On many routes you can save on average 43% by buying your ticket in advance in comparison to buying at your local station on the day of travel. So what are you waiting for? Search for your train fares from Aberdeen to Derby now.
The city of Aberdeen is Scotland's third most populous city, behind Edinburgh and Glasgow. Aberdeen has a long sandy beach between the two rivers, the Dee and the Don, which turns into high sand dunes north of the Don stretching as far as Fraserburgh. To the south of the Dee are steep rocky cliff faces with only minor pebble and shingle beaches in deep inlets. A number of granite outcrops along the south coast have been quarried in the past, making for spectacular scenery and good rock-climbing.

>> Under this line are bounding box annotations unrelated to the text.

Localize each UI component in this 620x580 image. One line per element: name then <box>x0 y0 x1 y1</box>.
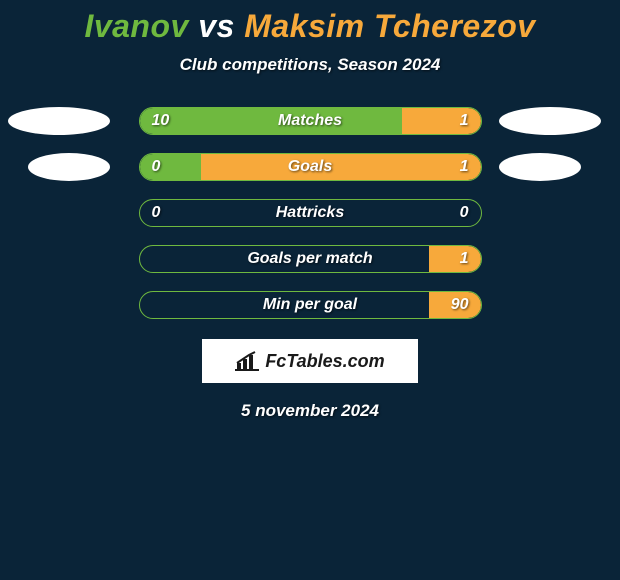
logo-text: FcTables.com <box>265 351 384 372</box>
player2-name: Maksim Tcherezov <box>244 8 535 44</box>
page-title: Ivanov vs Maksim Tcherezov <box>0 8 620 45</box>
player2-bar-fill <box>402 108 480 134</box>
stat-row: Goals per match1 <box>0 245 620 273</box>
stat-bar: Min per goal90 <box>139 291 482 319</box>
player2-bar-fill <box>201 154 481 180</box>
subtitle: Club competitions, Season 2024 <box>0 55 620 75</box>
player2-bar-fill <box>429 246 480 272</box>
stat-bar: Goals per match1 <box>139 245 482 273</box>
player1-bar-fill <box>140 108 403 134</box>
player1-badge <box>8 107 110 135</box>
stat-bar: Goals01 <box>139 153 482 181</box>
date-label: 5 november 2024 <box>0 401 620 421</box>
vs-label: vs <box>198 8 235 44</box>
stat-row: Hattricks0 0 <box>0 199 620 227</box>
player1-value: 0 <box>152 200 161 226</box>
player1-bar-fill <box>140 154 201 180</box>
player2-badge <box>499 107 601 135</box>
player2-badge <box>499 153 581 181</box>
player2-bar-fill <box>429 292 480 318</box>
player1-name: Ivanov <box>84 8 188 44</box>
stat-bar: Matches101 <box>139 107 482 135</box>
stat-bar: Hattricks0 0 <box>139 199 482 227</box>
player2-value: 0 <box>460 200 469 226</box>
stat-label: Hattricks <box>140 200 481 226</box>
stat-row: Goals01 <box>0 153 620 181</box>
comparison-widget: Ivanov vs Maksim Tcherezov Club competit… <box>0 0 620 421</box>
stats-list: Matches101 Goals01 Hattricks0 0 Goals per ma… <box>0 107 620 319</box>
stat-row: Min per goal90 <box>0 291 620 319</box>
player1-badge <box>28 153 110 181</box>
stat-row: Matches101 <box>0 107 620 135</box>
chart-icon <box>235 351 259 371</box>
fctables-logo[interactable]: FcTables.com <box>202 339 418 383</box>
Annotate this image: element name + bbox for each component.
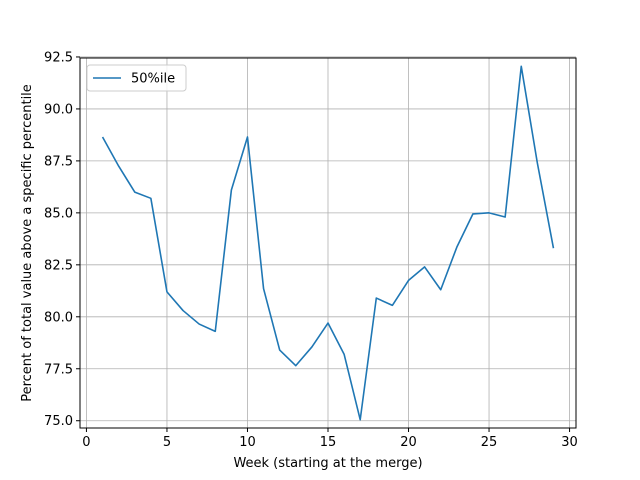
y-tick-label: 77.5 [44,362,73,377]
y-tick-label: 87.5 [44,154,73,169]
data-point [391,304,393,306]
data-point [101,136,103,138]
legend: 50%ile [86,64,187,92]
grid-lines [80,56,576,428]
y-tick-label: 75.0 [44,414,73,429]
y-axis-ticks: 75.0 77.5 80.0 82.5 85.0 87.5 90.0 92.5 [44,50,80,429]
data-point [150,197,152,199]
data-point [327,322,329,324]
data-point [230,189,232,191]
data-point [456,246,458,248]
x-tick-label: 5 [163,435,171,450]
data-point [552,247,554,249]
x-tick-label: 25 [481,435,498,450]
y-tick-label: 90.0 [44,102,73,117]
x-tick-label: 0 [82,435,90,450]
y-tick-label: 80.0 [44,310,73,325]
data-point [407,279,409,281]
x-tick-label: 10 [239,435,256,450]
y-tick-label: 85.0 [44,206,73,221]
data-point [182,309,184,311]
legend-label: 50%ile [131,72,175,87]
x-axis-ticks: 0 5 10 15 20 25 30 [82,428,578,450]
data-point [134,191,136,193]
data-point [472,213,474,215]
data-point [375,297,377,299]
data-point [423,266,425,268]
data-point [278,349,280,351]
legend-box [86,64,187,92]
data-point [214,330,216,332]
data-point [536,162,538,164]
data-point [117,165,119,167]
data-point [488,212,490,214]
data-point [343,353,345,355]
y-axis-label: Percent of total value above a specific … [20,84,35,402]
x-tick-label: 20 [400,435,417,450]
data-point [262,288,264,290]
data-point [295,364,297,366]
data-point [440,289,442,291]
data-point [504,216,506,218]
data-point [520,65,522,67]
data-point [198,323,200,325]
series-line-0 [101,65,555,421]
data-point [311,346,313,348]
x-axis-label: Week (starting at the merge) [233,456,422,471]
series-layer [101,65,555,421]
x-tick-label: 30 [561,435,578,450]
data-point [166,291,168,293]
data-point [359,418,361,420]
y-tick-label: 92.5 [44,50,73,65]
data-point [246,136,248,138]
x-tick-label: 15 [320,435,337,450]
y-tick-label: 82.5 [44,258,73,273]
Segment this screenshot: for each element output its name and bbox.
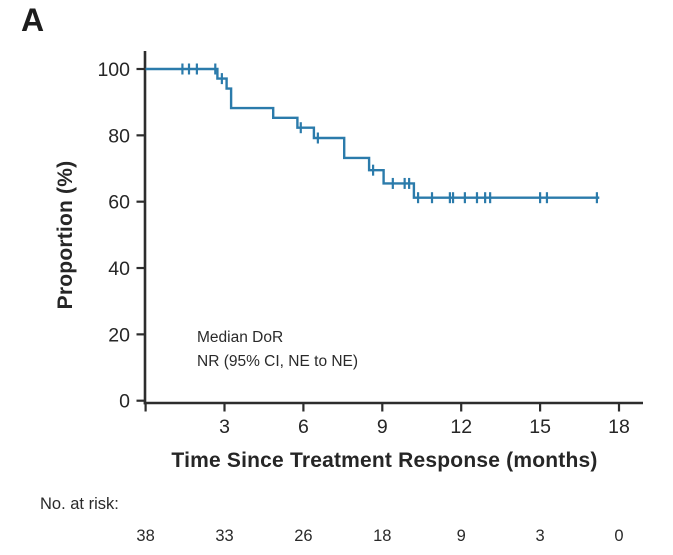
risk-table-label: No. at risk:	[40, 495, 119, 513]
x-tick-label: 9	[377, 416, 388, 438]
y-axis-title: Proportion (%)	[54, 160, 77, 310]
x-tick-label: 12	[450, 416, 472, 438]
annotation-line-2: NR (95% CI, NE to NE)	[197, 353, 359, 370]
x-tick-label: 15	[529, 416, 551, 438]
y-tick-label: 0	[119, 391, 130, 413]
y-tick-label: 40	[108, 258, 130, 280]
risk-table-row: 38 33 26 18 9 3 0	[0, 527, 673, 549]
panel-letter-label: A	[21, 2, 45, 38]
y-tick-label: 20	[108, 324, 130, 346]
risk-count: 0	[614, 527, 624, 545]
x-tick-label: 6	[298, 416, 309, 438]
risk-count: 9	[456, 527, 466, 545]
x-axis-title: Time Since Treatment Response (months)	[171, 449, 598, 472]
km-step-curve	[145, 67, 600, 199]
risk-count: 33	[215, 527, 234, 545]
risk-count: 26	[294, 527, 313, 545]
risk-count: 18	[373, 527, 392, 545]
y-tick-label: 60	[108, 192, 130, 214]
risk-count: 3	[535, 527, 545, 545]
x-tick-label: 3	[219, 416, 230, 438]
y-tick-label: 80	[108, 125, 130, 147]
annotation-line-1: Median DoR	[197, 329, 284, 346]
median-dor-annotation: Median DoR NR (95% CI, NE to NE)	[197, 326, 358, 374]
risk-count: 38	[136, 527, 155, 545]
x-tick-label: 18	[608, 416, 630, 438]
y-tick-label: 100	[97, 59, 130, 81]
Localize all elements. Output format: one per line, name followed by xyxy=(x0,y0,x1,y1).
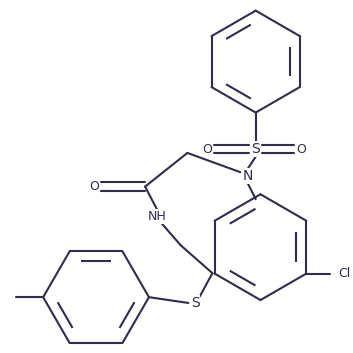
Text: NH: NH xyxy=(147,210,166,223)
Text: Cl: Cl xyxy=(338,267,350,280)
Text: O: O xyxy=(203,143,213,156)
Text: O: O xyxy=(89,180,99,193)
Text: N: N xyxy=(243,169,253,183)
Text: O: O xyxy=(296,143,306,156)
Text: S: S xyxy=(251,142,260,156)
Text: S: S xyxy=(191,296,199,310)
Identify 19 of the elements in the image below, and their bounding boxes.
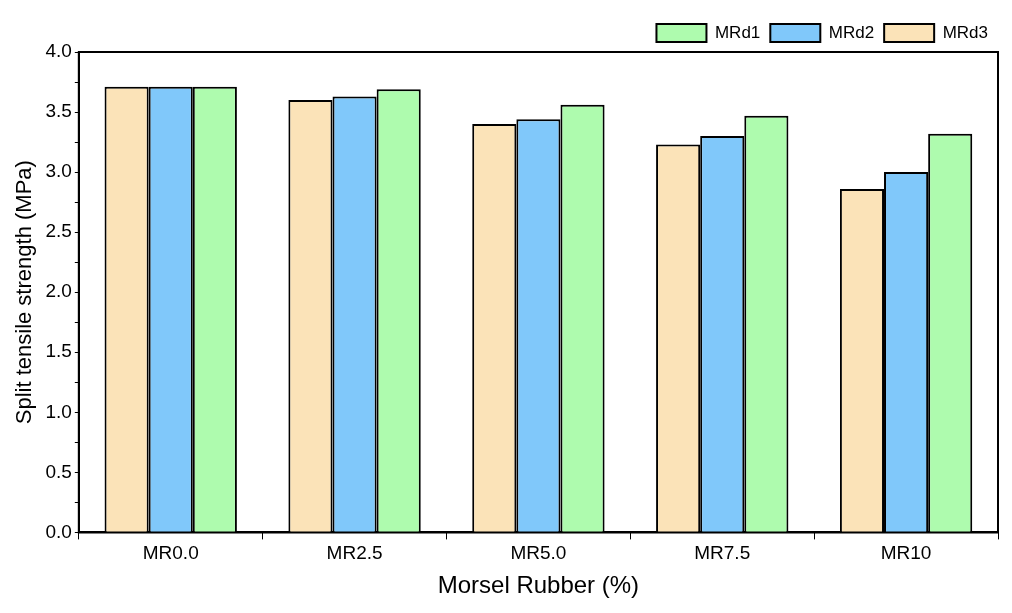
x-axis-title: Morsel Rubber (%) [437,571,640,599]
y-axis-title: Split tensile strength (MPa) [11,160,37,425]
legend-label: MRd2 [828,22,875,42]
x-tick-label: MR5.0 [510,542,567,564]
y-tick-label: 4.0 [45,40,72,62]
x-tick-label: MR10 [880,542,932,564]
y-tick-label: 3.0 [45,160,72,182]
x-tick-label: MR7.5 [694,542,751,564]
y-tick-label: 2.0 [45,280,72,302]
y-tick-label: 1.0 [45,400,72,422]
y-tick-label: 3.5 [45,100,72,122]
y-tick-label: 2.5 [45,220,72,242]
y-tick-label: 0.0 [45,520,72,542]
y-tick-label: 1.5 [45,340,72,362]
legend-label: MRd1 [714,22,761,42]
y-tick-label: 0.5 [45,460,72,482]
x-tick-label: MR2.5 [326,542,383,564]
legend-label: MRd3 [942,22,989,42]
x-tick-label: MR0.0 [142,542,199,564]
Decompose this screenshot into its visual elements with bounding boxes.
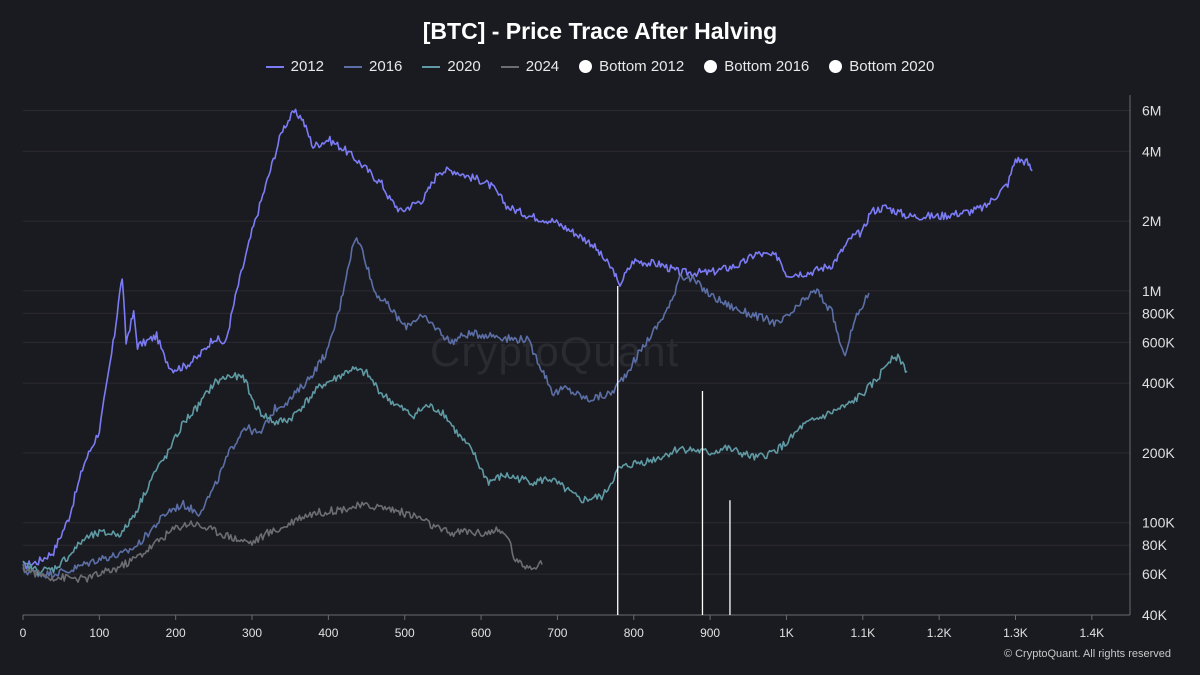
x-tick-label: 700 (547, 626, 567, 640)
legend-dot-swatch (579, 60, 593, 73)
x-tick-label: 100 (89, 626, 109, 640)
x-tick-label: 200 (166, 626, 186, 640)
legend-item-bottom-2012[interactable]: Bottom 2012 (579, 58, 684, 75)
x-tick-label: 0 (20, 626, 27, 640)
legend-dot-swatch (704, 60, 718, 73)
x-tick-label: 300 (242, 626, 262, 640)
y-tick-label: 80K (1142, 537, 1168, 553)
y-tick-label: 100K (1142, 515, 1175, 531)
copyright-notice: © CryptoQuant. All rights reserved (1003, 648, 1171, 660)
series-line-2012 (22, 108, 1033, 570)
y-tick-label: 400K (1142, 375, 1175, 391)
x-tick-label: 1K (779, 626, 794, 640)
y-tick-label: 1M (1142, 283, 1161, 299)
chart-title: [BTC] - Price Trace After Halving (422, 18, 778, 44)
legend-line-swatch (500, 65, 519, 68)
x-tick-label: 400 (318, 626, 338, 640)
watermark: CryptoQuant (430, 328, 680, 375)
x-tick-label: 1.3K (1003, 626, 1028, 640)
legend-label: Bottom 2012 (599, 58, 685, 75)
legend-item-bottom-2016[interactable]: Bottom 2016 (704, 58, 809, 75)
legend-label: Bottom 2020 (849, 58, 935, 75)
legend-label: 2016 (369, 58, 403, 75)
series-line-2016 (22, 237, 870, 579)
y-tick-label: 800K (1142, 305, 1175, 321)
legend-line-swatch (344, 65, 363, 68)
legend-item-2024[interactable]: 2024 (500, 58, 560, 75)
y-tick-label: 60K (1142, 566, 1168, 582)
x-tick-label: 600 (471, 626, 491, 640)
legend: 2012 2016 2020 2024 Bottom 2012 Bottom 2016 Bo… (0, 58, 1200, 75)
legend-label: 2012 (290, 58, 325, 75)
x-tick-label: 1.1K (850, 626, 875, 640)
x-tick-label: 500 (395, 626, 415, 640)
x-tick-label: 1.2K (927, 626, 952, 640)
legend-line-swatch (422, 65, 441, 68)
series-line-2020 (22, 353, 908, 576)
y-tick-label: 2M (1142, 213, 1161, 229)
legend-item-2020[interactable]: 2020 (422, 58, 481, 75)
y-tick-label: 600K (1142, 334, 1175, 350)
legend-line-swatch (265, 65, 284, 68)
y-tick-label: 200K (1142, 445, 1175, 461)
y-tick-label: 40K (1142, 607, 1168, 623)
legend-label: 2024 (525, 58, 560, 75)
legend-item-bottom-2020[interactable]: Bottom 2020 (829, 58, 934, 75)
series-line-2024 (22, 501, 543, 583)
legend-item-2016[interactable]: 2016 (344, 58, 402, 75)
legend-dot-swatch (829, 60, 843, 73)
x-tick-label: 1.4K (1079, 626, 1104, 640)
y-tick-label: 6M (1142, 103, 1161, 119)
legend-item-2012[interactable]: 2012 (265, 58, 325, 75)
x-tick-label: 800 (624, 626, 644, 640)
y-tick-label: 4M (1142, 143, 1161, 159)
x-tick-label: 900 (700, 626, 720, 640)
legend-label: 2020 (447, 58, 481, 75)
legend-label: Bottom 2016 (724, 58, 810, 75)
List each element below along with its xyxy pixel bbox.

The city is sometimes known as the Granite City, the Grey City and the Silver City with the Golden Sands. These are all reference to the local quarried grey granite incorporated into Aberdeen's buildings. The discovery of North Sea oil in the 1970's it has also been known as the Oil Capital of Europe. The traditional industries of fishing, paper-making, shipbuilding, and textiles have been overtaken by the oil industry and Aberdeen's seaport. Aberdeen Heliport is one of the busiest commercial heliports in the world and the seaport is the largest in the north-east of Scotland. North Sea oil production has declined from its peak but the industry still supports around 47,000 jobs locally.
The city of Derby is located in the East Midlands region of England and is the United Kingdom's most central city. Museums and galleries in the city include Pickford's House Museum which was built by architect Joseph Pickford in 1770 and was his home and business headquarters. Derby Museum and Art Gallery shows paintings by Joseph Wright, as well as fine Royal Crown Derby porcelain, natural history, local regiments and archaeology. Derby has the first public recreational park in the country to have an arboretum, the Derby Arboretum, which lies to the south of the city centre. The arboretum was set up by the philanthropic landowner and industrialist Joseph Strutt in 1840. The arboretum's website states that the arboretum's design was the inspiration for the vision of great urban parks in the United States, notably Central Park in New York City. Markeaton Park is Derby's most used leisure facility and is the venue for the city council's annual Guy Fawkes Night firework display and contains its own light railway. Other major parks in the city include Allestree Park, Darley Park, Chaddesden Park, Alvaston Park, Normanton Park and Osmaston Park.